Set9 inhibits oxidative stress-induced neuronal cell death via methylation of FOXO3. (A) CGNs were transfected with the FOXO3, Set9 WT, Set9 H297A or control vector together with FKRE-luciferase reporter gene and tk-renilla reporter. Set9 significantly inhibits FOXO3's transcriptional activity in CGNs (t-test, P<0.01, n=3). (B) CGNs were transfected with the FOXO3 or the control vector with or without Set9 shRNA plasmid (#1 or #2), together with FKRE-luciferase/tk-renilla reporter. Knockdown of Set9 considerably increases the transcriptional activity of FOXO3 (t-test, P<0.01, n=3). (C) Total RNA was isolated from cultured Neuro2A cells and cDNA was synthesized by reverse transcription, followed by real-time PCR. Knockdown of Set9 considerably increases the expression of Bim (t-test, P<0.01, n=3). (D) CGNs transfected with the Set9 RNAi plasmid (sh-Set9 #1 and #2) or control vector (sh-Luc) together with GFP vector were treated with H₂O₂. Yellow arrowhead stands for the healthy cells and red arrowhead indicates apoptotic cells. Set9 knockdown increases cell apoptosis upon H₂O₂ treatment (ANOVA followed by Fisher's PLSD post hoc, P<0.01, n=4). (E) CGNs transfected with the Set9 RNAi plasmid (sh-Set9 #1) or control vector (sh-Luc), FOXO3 RNAi plasmid (U6/FOXO3) or its control vector U6 together with GFP vector were treated with H₂O₂. Set9 knockdown increases FOXO-dependent cell apoptosis upon H₂O₂ treatment (ANOVA followed by Fisher's PLSD post hoc, P<0.01, n=3). (F) Left panel: CGNs transfected with the FOXO3 RNAi plasmid (U6/FOXO3) together with indicated plasmids were treated with H₂O₂, and cell death was analysed as in E. Data are presented as mean±s.e.m. (ANOVA followed by Fisher's PLSD post hoc, P<0.01, n=3).
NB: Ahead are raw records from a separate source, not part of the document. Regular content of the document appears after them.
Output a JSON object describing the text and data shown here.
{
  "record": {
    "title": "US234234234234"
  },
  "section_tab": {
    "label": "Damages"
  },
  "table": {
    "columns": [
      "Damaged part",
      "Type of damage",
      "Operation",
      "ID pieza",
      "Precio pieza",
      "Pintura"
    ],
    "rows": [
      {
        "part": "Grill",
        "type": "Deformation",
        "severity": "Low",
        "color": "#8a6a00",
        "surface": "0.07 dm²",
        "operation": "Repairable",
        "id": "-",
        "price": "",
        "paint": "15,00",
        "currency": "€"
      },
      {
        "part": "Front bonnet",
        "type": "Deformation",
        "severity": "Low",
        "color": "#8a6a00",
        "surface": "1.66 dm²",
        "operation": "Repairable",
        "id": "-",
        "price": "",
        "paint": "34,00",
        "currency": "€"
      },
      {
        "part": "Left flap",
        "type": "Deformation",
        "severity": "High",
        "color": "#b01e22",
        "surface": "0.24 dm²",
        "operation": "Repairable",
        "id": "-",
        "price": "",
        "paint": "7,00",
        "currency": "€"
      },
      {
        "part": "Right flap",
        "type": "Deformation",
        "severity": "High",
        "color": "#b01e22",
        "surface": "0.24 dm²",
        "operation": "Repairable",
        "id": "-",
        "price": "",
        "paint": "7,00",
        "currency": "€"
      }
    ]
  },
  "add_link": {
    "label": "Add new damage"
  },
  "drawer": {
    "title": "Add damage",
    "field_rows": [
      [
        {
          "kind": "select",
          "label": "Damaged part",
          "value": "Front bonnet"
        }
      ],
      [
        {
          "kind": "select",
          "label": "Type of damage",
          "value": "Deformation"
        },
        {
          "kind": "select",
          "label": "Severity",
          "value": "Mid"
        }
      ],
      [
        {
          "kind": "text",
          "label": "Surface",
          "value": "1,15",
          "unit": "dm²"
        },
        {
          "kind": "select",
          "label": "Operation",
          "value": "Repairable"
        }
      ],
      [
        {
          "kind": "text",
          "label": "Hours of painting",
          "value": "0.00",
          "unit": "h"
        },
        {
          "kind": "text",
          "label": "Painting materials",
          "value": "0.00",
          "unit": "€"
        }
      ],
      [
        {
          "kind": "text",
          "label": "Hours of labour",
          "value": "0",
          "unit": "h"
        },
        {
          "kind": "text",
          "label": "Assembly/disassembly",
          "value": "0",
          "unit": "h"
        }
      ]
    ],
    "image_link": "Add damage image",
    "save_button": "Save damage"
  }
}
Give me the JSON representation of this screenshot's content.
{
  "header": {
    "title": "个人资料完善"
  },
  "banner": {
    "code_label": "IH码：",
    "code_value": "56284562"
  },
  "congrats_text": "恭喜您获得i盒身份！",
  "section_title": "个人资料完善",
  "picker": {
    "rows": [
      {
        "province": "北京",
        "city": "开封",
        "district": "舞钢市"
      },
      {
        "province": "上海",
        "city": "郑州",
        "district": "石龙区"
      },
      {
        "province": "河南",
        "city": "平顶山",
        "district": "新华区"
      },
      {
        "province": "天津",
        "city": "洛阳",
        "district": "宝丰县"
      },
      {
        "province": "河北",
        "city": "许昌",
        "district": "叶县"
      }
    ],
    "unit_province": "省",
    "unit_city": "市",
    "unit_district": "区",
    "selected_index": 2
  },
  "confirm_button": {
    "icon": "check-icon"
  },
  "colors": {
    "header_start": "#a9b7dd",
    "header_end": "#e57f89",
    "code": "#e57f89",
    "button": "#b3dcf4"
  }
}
Right panel: Lysates of 293T cells transfected with indicated plasmids were immunoblotted with anti-GFP or ERK1/2 antibody. ANOVA, analysis of variance; cDNA, complimentary DNA; CGN, cerebellar granule neuron; FKRE, forkhead response element; GFP, green fluorescent protein; mRNA, messenger RNA; RNAi, RNA-mediated interference; shRNA, small hairpin RNA.